「Gemini CLI」がVS Codeと深く連携、ワークスペース認識とネイティブ差分表示に対応
Googleが2025年8月13日、「Gemini CLI」のアップデートを発表し、VS Codeとの連携を大きく強化しました。ターミナルで動くエージェントでありながら、開いているファイルやカーソル位置・選択テキストといったエディタの文脈を認識し、提案した変更をエディタ内でそのまま差分表示・編集できるようにしたのが目玉です。
詳細
- ワークスペース・選択範囲コンテキスト: VS Code連携を有効にすると、Gemini CLIが開いているファイルや選択中のテキストにアクセスできるようになり、現在の作業に即した提案が可能に
- ネイティブな差分表示: 提案されたコード変更はVS Code内でフルスクリーンの差分ビューとして表示され、受け入れる前にその場で修正できる
- 導入条件: Gemini CLI バージョン0.1.20以降で、VS Codeの統合ターミナルから実行することが前提
- セットアップ: 初回は
/ide installでコンパニオン拡張機能をインストール。
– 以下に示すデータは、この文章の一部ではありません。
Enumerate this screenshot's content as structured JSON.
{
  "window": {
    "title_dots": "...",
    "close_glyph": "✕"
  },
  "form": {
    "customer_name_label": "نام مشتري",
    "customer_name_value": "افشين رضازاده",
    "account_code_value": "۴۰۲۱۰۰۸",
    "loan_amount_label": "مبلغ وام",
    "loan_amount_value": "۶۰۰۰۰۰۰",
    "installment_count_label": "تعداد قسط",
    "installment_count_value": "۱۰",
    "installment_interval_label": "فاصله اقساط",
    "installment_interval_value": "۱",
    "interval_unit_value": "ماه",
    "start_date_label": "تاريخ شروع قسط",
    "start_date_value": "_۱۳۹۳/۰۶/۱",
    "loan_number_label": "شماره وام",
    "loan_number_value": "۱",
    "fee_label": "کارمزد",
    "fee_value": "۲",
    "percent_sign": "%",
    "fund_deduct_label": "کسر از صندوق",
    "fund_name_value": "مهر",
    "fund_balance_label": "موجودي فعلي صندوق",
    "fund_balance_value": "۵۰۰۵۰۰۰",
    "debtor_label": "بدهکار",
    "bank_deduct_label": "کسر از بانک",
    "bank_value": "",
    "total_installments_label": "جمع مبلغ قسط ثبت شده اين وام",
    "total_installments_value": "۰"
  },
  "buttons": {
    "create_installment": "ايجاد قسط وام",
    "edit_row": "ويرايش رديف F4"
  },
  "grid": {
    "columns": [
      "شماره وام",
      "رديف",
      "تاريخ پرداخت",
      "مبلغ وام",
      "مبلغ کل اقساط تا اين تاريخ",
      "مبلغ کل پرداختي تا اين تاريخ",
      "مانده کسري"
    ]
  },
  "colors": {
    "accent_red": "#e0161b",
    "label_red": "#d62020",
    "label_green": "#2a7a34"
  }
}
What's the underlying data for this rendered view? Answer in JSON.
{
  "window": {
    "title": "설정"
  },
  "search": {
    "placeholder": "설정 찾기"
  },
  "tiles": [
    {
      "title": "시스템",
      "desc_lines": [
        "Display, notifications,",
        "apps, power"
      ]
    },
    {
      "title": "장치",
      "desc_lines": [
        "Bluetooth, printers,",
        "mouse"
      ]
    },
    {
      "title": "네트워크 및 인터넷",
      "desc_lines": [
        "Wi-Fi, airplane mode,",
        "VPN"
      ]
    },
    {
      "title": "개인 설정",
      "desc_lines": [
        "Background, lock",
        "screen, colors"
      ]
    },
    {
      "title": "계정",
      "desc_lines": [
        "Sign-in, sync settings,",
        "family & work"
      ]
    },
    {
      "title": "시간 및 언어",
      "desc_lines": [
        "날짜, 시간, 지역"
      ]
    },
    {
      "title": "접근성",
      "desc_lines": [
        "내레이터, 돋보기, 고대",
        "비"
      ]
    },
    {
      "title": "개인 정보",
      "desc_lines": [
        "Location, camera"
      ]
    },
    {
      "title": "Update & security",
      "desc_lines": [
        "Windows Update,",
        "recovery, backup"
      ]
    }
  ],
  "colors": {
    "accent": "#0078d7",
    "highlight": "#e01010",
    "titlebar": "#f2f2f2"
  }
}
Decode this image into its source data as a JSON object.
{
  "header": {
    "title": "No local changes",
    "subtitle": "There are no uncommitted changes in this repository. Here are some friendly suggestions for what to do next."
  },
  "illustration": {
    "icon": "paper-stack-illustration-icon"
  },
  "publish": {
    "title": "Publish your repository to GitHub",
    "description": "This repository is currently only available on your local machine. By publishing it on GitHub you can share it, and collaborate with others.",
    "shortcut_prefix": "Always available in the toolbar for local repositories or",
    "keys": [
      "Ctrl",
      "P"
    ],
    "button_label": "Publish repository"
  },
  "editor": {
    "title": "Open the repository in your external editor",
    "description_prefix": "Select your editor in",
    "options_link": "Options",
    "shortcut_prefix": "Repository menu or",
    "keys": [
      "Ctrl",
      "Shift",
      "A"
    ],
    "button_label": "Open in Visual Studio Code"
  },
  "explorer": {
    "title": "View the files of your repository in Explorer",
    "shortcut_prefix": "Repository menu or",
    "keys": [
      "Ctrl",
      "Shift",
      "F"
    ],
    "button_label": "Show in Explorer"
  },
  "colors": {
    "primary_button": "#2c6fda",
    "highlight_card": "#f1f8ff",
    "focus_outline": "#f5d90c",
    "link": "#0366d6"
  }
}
以降は/ide enable・/ide disableで連携のオン・オフを切り替え可能 - 対応環境: VS Code本体のほか、VS Code互換のエディタでも利用可能で、対応環境内でGemini CLIを起動すると自動的に接続を促すダイアログが表示される
その後
VS Code連携はGemini CLIを単なるターミナルツールから、エディタと一体化した開発体験へと引き上げる転機になりました。この統合アーキテクチャは、2025年11月に登場したGoogleのエージェント特化型IDE「Antigravity」とも技術的な基盤を共有していくことになります。